Dinde dinde dinde-dinde

Lord help me, I slumped in front of the tail end of the semi-final for the Eurovision Song Contest last night. I’m in Spain at the minute, so I can supply an outsider’s perspective on Dustin’s failure to get plucked. The Spanish TV presenter took things rather seriously: more Marty Whelan than Terry Wogan, but more John Bowman than Marty Whelan. He wasn’t too impressed by Dustin’s appearance. When it became clear at the end that the turkey wasn’t going through, he observed that the Irish were going to eat him for Christmas. It was the best he could do with the material he’d been given. Turkeys aren’t funny, see.

Imagine an Andalusian dog. Not in the Dalí-Buñuel sense, but a puppet dog like Rolf from the Muppets. Only he doesn’t play the piano: his main selling point is that he tells jokes in an Andalusian accent. In Spain, people from Andalusia are recognised as being funny, and a lot of the time they are. But they aren’t funny to anyone who doesn’t understand Spanish.

So imagine pitching the following to an Irish audience: an puppet dog who tells jokes in Spanish with an Andalusian accent. The likely response would be: I like dogs, but I’m not voting for that crap, I haven’t a clue what he’s going on about. A puppet dog would at least get some sort of lunatic dog lover vote. The lunatic turkey lover vote is non-existent.
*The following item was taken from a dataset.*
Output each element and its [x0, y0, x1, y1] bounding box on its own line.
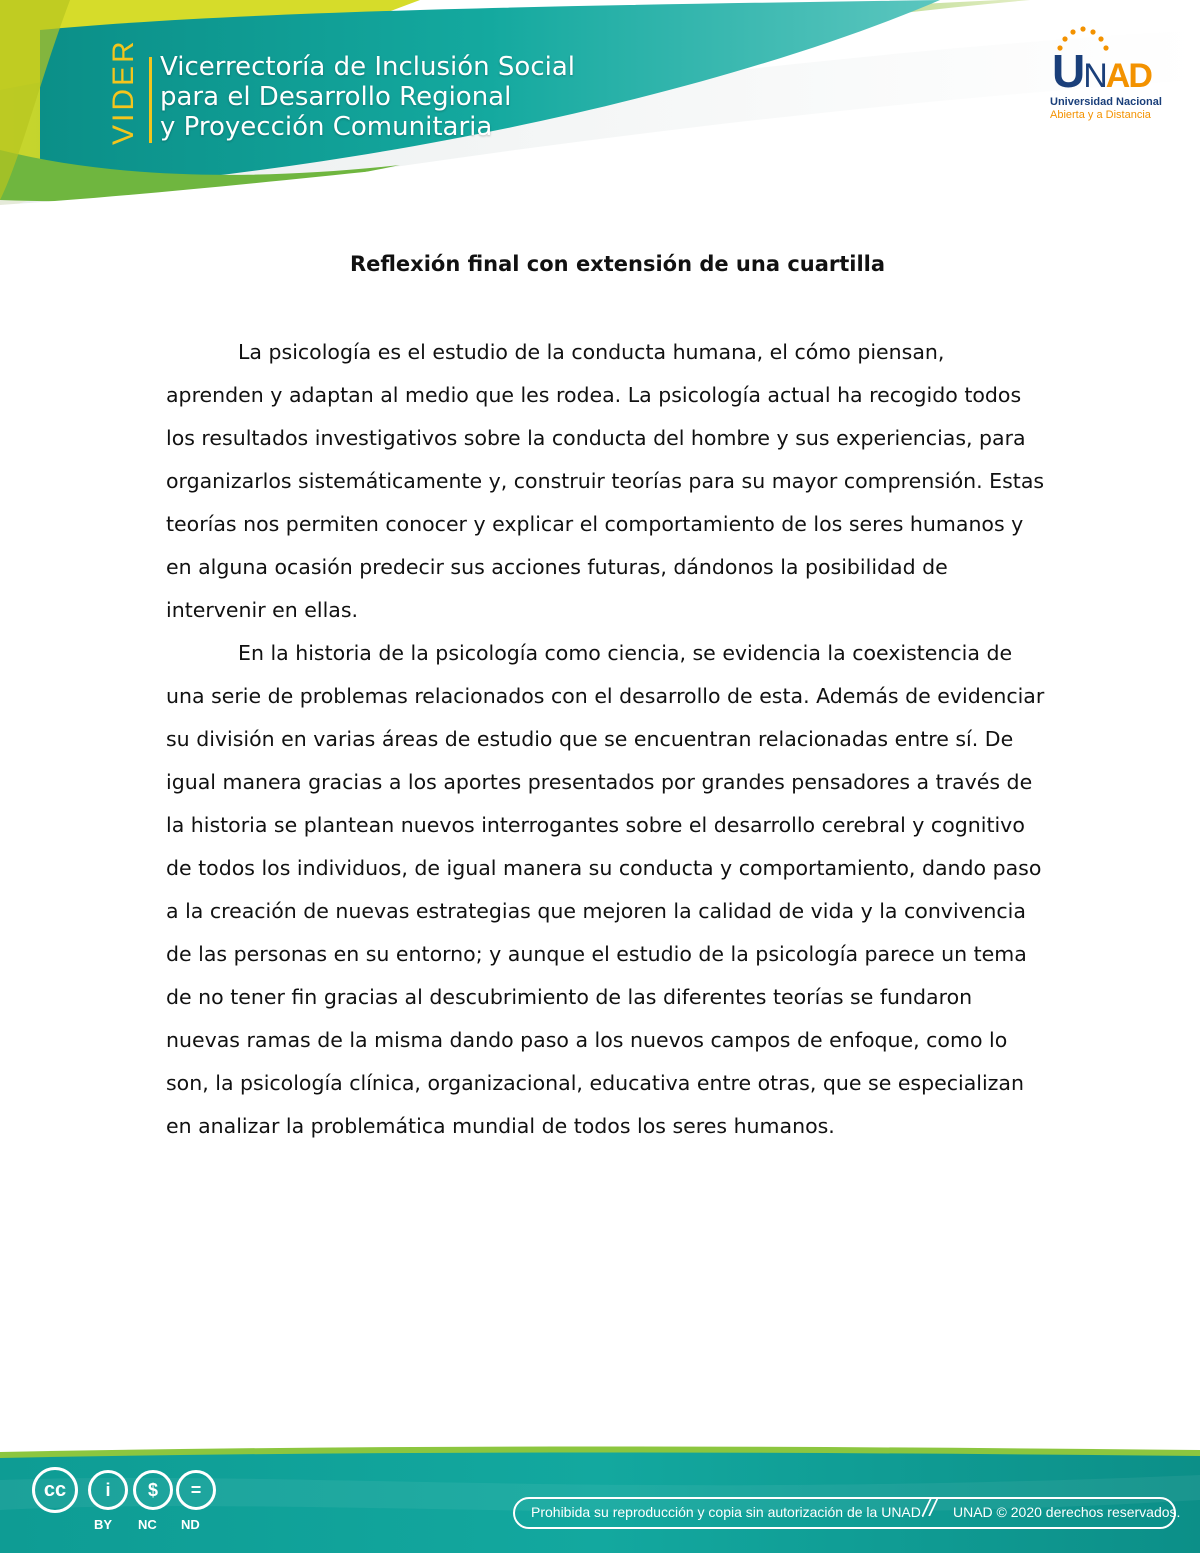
- document-title: Reflexión final con extensión de una cuartilla: [349, 252, 886, 276]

Even though the Eurovision is not to be taken seriously, I think we should take seriously the fact that it is not to be taken seriously. To put a turkey in just shows contempt, or maybe a deeply-held conviction that people in other countries were just going to roll about the place laughing at how funny the whole thing was  (none did, which ought to reveal someting).

Tip Offs

The Great Game is back in vogue:

Like Arbuthnot, Nairac believed in melding into the background in order to get closer to the enemy. He picked up a Belfast accent, dressed in an old cap, carried a stick, joined in the craic, knew every word of the IRA songs. The night he died, he was claiming to be Danny McAlevey from Belfast, and he sang the republican anthem, The Broad Black Brimmer. No one knows who tipped off the crowd that he was a Brit, but his end was as miserable as his exploits were daring. He was beaten horribly by his assailants, driven, half-dead, to a field by a river, tortured, and shot with a rusty pistol. A Catholic, he died with a prayer on his lips.

‘No one knows who tipped off the crowd that he was a Brit’? I’m guessing the crowd didn’t need tipping off.

I reckon I could do a far better job than Ampleforth-educated Nairac at pretending to be IRA-supporting Danny McAlevey from Belfast, but I still wouldn’t fancy my chances making a single patron in a South Armagh pub believe me.

The Ultras by Eoin MacNamee is a superb fictionalised account of Nairac’s machinations in Northern Ireland, by the way.

Another thing: was there such a thing as ‘the craic’ -as a discrete, specifically Irish activity- in the 70s?

Appeased To See You

The appeal of watching raucous political argument on TV news shows isn’t a whole pile different to the appeal of watching Jeremy Kyle. If it becomes a habit it can atrophy the brain. That said, via the Huffington Post, this is a fine example of what happens when it goes right.